Canal+, Celluloid Dreams, Wild Bunch, Flach Pyramide, Nuri'yle görüşmek için sıraya girdiler. Nuri'nin henüz senaryosu yazılmamış yeni projesine milyonlarca dolar yatırmak istiyorlar. Filmine yapımcı olmak istiyorlar veya dünya haklarını şimdiden kapatmak istiyorlar. Bir Türkiye sinemacısının ulaştığı bu başarıyı yakından gördüm, yaşadım, onunla gururlandım ve keyif aldım. Çünkü olan biten her şey oluşmasına emek verdiğim Türkiye Standı'nda gerçekleşiyordu.

'Uzak', Türkiye'de ulaştığı seyirci sayısı 20 bin bile değil. Ulusal sınırlar içindeki bu ticari başarısızlığı(!) küçümseyenlerin suratını görür gibiyim. Magazin ve popülizm rüzgârı ile filmleri milyonun üzerinde seyirci toplayan tüccar yönetmenler, ulusal sınırlar içindeki başarıları ile avunadursunlar.
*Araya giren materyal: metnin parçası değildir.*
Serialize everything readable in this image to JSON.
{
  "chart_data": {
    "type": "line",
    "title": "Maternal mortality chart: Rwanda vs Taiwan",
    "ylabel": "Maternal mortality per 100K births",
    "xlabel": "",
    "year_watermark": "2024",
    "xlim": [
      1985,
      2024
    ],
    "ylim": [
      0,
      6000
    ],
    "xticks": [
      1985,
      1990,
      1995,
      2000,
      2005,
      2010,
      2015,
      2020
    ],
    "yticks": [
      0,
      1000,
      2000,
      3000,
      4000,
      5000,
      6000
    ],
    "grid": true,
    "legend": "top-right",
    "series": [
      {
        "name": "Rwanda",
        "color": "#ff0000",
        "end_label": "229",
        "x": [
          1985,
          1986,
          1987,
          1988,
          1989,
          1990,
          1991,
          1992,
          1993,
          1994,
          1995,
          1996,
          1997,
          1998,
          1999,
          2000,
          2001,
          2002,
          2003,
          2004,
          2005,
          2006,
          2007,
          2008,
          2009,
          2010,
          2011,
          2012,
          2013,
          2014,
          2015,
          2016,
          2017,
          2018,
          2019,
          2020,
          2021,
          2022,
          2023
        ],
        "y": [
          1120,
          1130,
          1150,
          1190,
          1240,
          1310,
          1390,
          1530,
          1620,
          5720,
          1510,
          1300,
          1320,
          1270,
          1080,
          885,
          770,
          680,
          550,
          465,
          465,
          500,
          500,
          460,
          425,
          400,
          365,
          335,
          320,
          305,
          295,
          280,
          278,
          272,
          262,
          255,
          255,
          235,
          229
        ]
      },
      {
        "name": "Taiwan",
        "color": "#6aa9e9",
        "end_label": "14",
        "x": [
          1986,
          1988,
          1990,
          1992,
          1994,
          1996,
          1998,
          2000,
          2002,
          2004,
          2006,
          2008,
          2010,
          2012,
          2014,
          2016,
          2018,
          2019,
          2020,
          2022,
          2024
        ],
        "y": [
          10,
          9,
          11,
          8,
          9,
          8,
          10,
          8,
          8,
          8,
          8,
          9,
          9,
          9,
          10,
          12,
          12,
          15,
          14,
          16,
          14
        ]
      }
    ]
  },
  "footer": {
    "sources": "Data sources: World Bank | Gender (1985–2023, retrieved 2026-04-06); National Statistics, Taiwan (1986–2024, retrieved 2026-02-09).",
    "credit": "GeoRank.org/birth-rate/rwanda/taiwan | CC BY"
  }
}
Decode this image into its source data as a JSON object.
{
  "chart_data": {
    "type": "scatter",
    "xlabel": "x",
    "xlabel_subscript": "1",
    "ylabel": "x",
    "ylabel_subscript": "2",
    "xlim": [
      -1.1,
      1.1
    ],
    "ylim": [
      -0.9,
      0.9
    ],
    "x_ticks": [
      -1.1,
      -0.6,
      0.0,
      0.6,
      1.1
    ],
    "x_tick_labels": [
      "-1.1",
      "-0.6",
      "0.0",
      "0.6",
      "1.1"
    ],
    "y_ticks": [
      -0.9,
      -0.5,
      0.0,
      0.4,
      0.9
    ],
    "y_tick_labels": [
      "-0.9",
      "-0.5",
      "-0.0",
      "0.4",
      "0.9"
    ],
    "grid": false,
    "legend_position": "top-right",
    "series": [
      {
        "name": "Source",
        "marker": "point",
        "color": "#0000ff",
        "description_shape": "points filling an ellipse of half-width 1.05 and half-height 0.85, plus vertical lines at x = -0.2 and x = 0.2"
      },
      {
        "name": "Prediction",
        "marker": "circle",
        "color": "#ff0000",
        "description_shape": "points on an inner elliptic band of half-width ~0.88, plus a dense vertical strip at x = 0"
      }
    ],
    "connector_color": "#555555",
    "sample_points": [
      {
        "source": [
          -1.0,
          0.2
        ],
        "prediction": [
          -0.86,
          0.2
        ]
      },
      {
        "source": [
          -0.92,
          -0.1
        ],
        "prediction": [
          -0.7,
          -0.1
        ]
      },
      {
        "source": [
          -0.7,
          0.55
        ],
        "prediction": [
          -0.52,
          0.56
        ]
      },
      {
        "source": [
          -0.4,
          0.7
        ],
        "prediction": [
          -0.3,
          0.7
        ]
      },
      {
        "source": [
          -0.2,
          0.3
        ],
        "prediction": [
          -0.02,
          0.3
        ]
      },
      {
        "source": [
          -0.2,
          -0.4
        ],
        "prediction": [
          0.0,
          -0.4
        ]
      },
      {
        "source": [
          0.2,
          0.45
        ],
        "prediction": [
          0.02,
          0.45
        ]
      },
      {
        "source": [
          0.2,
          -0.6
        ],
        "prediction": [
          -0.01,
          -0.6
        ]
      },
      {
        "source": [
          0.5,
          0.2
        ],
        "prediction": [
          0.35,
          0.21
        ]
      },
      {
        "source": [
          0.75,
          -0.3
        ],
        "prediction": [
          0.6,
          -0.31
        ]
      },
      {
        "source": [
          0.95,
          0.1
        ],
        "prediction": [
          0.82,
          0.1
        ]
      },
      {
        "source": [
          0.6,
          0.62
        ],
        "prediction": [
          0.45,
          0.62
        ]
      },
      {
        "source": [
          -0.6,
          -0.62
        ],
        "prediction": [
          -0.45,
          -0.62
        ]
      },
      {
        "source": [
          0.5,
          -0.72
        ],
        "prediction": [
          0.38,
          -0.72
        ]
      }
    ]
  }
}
Ceylan, sinemamızda yeni bir ekolün, yeni bir dönemin ve film üretim tarzının kapısını ardına kadar araladı. Bu üretim tarzının şimdilik görünen üç ayağı var; yaşadığın toprağın insanını yaratıcılık, samimiyet ve ciddiyetle anlatacaksın.

Türk Sineması için yeni bir tarih sayfası açıldı: 2003 Cannes Film Festivali ve Nuri Bilge Ceylan.